Sam Davidson, Agfarm Account Manager SA
Rainfall throughout the state has reduced production risk just enough to see an uptick in forward selling this week. The weather forecast shows a series of low fronts to arrive in SA cropping regions over the next 8 days. These fronts have the potential to deliver anywhere from 5-15mm however we will have to wait and see how much is realised.
While the recent low fronts have produced some welcomed rain throughout the state, they have also delivered damaging wind. Gusts of up to 100KM/Hr are a frustrating nuisance for growers trying to spray, spread or complete any paddock work over the past two weeks, but has a low potential of impacting yields.
Spot and forward markets delivered into bulk handling sites managed to not only hold but build on their relative strength this week with 2017/18 season feed barley gaining $15/MT and 2017/18 season wheat lifting $10/MT. Delivered buyer markets are providing support for ASW1/SFW1 wheat with both south east and northern Adelaide market zones lifting $10/MT for August/September delivery.
New crop wheat markets on the other hand did not show the same increase as their spot market counterparts. APW1 multigrade bids only gained $1/MT week on week. While this might be reflective of increased selling activity attributed to lower production risk, it might also be on the back of a speculative move lower from buyers as they reduce the current risk priced into the forward market.
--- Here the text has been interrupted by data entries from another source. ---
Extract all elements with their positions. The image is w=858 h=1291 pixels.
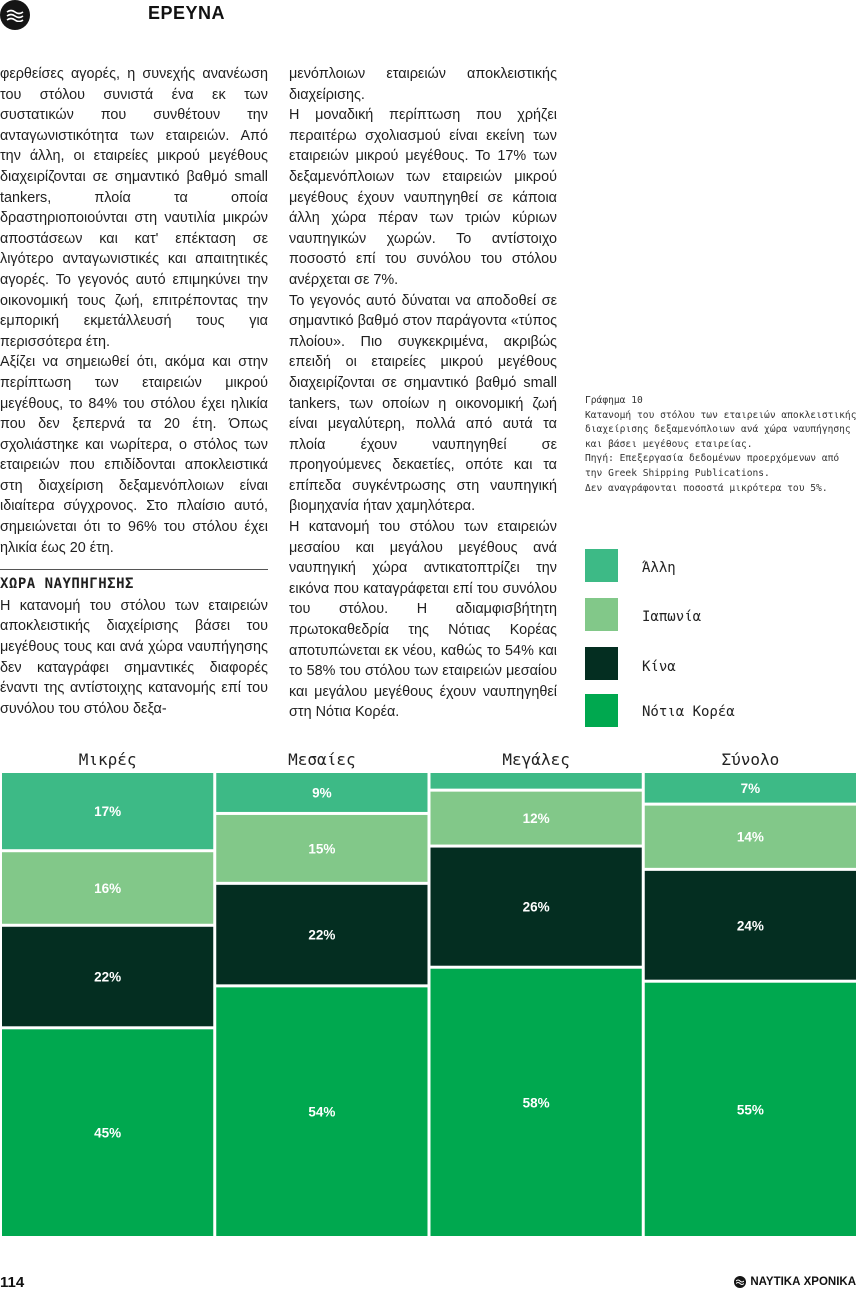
data-label: 55% (737, 1102, 764, 1117)
caption-note: Δεν αναγράφονται ποσοστά μικρότερα του 5… (585, 482, 828, 494)
legend-swatch (585, 647, 618, 680)
legend-label: Άλλη (642, 560, 676, 576)
subhead-divider: ΧΩΡΑ ΝΑΥΠΗΓΗΣΗΣ (0, 569, 268, 595)
paragraph: Αξίζει να σημειωθεί ότι, ακόμα και στην … (0, 354, 268, 556)
data-label: 45% (94, 1126, 121, 1141)
bar-segment (216, 814, 428, 882)
bar-segment (430, 847, 642, 966)
legend-label: Κίνα (642, 659, 676, 675)
data-label: 9% (312, 785, 332, 800)
data-label: 16% (94, 881, 121, 896)
bar-segment (644, 870, 856, 980)
chart-caption: Γράφημα 10 Κατανομή του στόλου των εταιρ… (585, 394, 858, 496)
data-label: 24% (737, 918, 764, 933)
caption-source: Πηγή: Επεξεργασία δεδομένων προερχόμενων… (585, 453, 840, 479)
legend-swatch (585, 549, 618, 582)
legend-label: Νότια Κορέα (642, 704, 735, 720)
bar-segment (430, 791, 642, 845)
bar-segment (644, 805, 856, 868)
bar-segment (216, 884, 428, 985)
legend-item-china: Κίνα (585, 647, 858, 682)
bar-segment (2, 1029, 214, 1236)
data-label: 14% (737, 830, 764, 845)
category-label: Σύνολο (721, 750, 779, 769)
paragraph: Η μοναδική περίπτωση που χρήζει περαιτέρ… (289, 107, 557, 288)
paragraph: φερθείσες αγορές, η συνεχής ανανέωση του… (0, 66, 268, 350)
legend-swatch (585, 694, 618, 727)
data-label: 12% (523, 811, 550, 826)
bar-segment (216, 987, 428, 1236)
paragraph: Η κατανομή του στόλου των εταιρειών μεσα… (289, 519, 557, 721)
category-label: Μεσαίες (288, 750, 355, 769)
caption-figure-number: Γράφημα 10 (585, 395, 643, 406)
footer-brand: ΝΑΥΤΙΚΑ ΧΡΟΝΙΚΑ (734, 1276, 856, 1288)
paragraph: Η κατανομή του στόλου των εταιρειών αποκ… (0, 597, 268, 717)
brand-name: ΝΑΥΤΙΚΑ ΧΡΟΝΙΚΑ (750, 1276, 856, 1288)
bar-segment (430, 968, 642, 1236)
data-label: 58% (523, 1095, 550, 1110)
legend-label: Ιαπωνία (642, 609, 702, 625)
bar-segment (644, 773, 856, 803)
bar-segment (2, 926, 214, 1027)
category-label: Μικρές (79, 750, 137, 769)
data-label: 22% (94, 970, 121, 985)
wave-icon (6, 9, 24, 22)
data-label: 54% (308, 1105, 335, 1120)
bar-segment (430, 773, 642, 789)
page-number: 114 (0, 1274, 25, 1291)
bar-segment (216, 773, 428, 812)
publication-logo (0, 0, 30, 30)
paragraph: Το γεγονός αυτό δύναται να αποδοθεί σε σ… (289, 292, 558, 515)
stacked-bar-chart: Μικρές 17% 16% 22% 45% Μεσαίες 9% 15% 22% 54% Μεγά… (2, 750, 856, 1236)
legend-item-other: Άλλη (585, 549, 858, 584)
data-label: 17% (94, 804, 121, 819)
brand-logo-icon (734, 1276, 747, 1288)
data-label: 26% (523, 900, 550, 915)
caption-description: Κατανομή του στόλου των εταιρειών αποκλε… (585, 409, 857, 450)
data-label: 7% (741, 781, 761, 796)
bar-segment (2, 852, 214, 924)
subheading: ΧΩΡΑ ΝΑΥΠΗΓΗΣΗΣ (0, 576, 134, 593)
data-label: 22% (308, 928, 335, 943)
bar-segment (2, 773, 214, 850)
paragraph: μενόπλοιων εταιρειών αποκλειστικής διαχε… (289, 66, 557, 103)
article-column-1: φερθείσες αγορές, η συνεχής ανανέωση του… (0, 64, 268, 719)
bar-segment (644, 982, 856, 1236)
article-column-2: μενόπλοιων εταιρειών αποκλειστικής διαχε… (289, 64, 557, 723)
legend-swatch (585, 598, 618, 631)
legend-item-japan: Ιαπωνία (585, 598, 858, 633)
legend-item-south-korea: Νότια Κορέα (585, 694, 858, 729)
section-title: ΕΡΕΥΝΑ (148, 3, 226, 23)
data-label: 15% (308, 841, 335, 856)
category-label: Μεγάλες (502, 750, 569, 769)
The South Australian grain market function for both new and old season crops remain determined by north east Australian end users. Grain and oilseed stocks will need to be shifted from surplus regions into deficit regions at the lowest cost of execution, reducing the weight of influence from offshore markets on the Australian markets. We have seen grain freighted from south eastern regions of South Australia via ocean freight to QLD/NNSW, and even road freighted into the Southern NSW and Western Vic over recent weeks.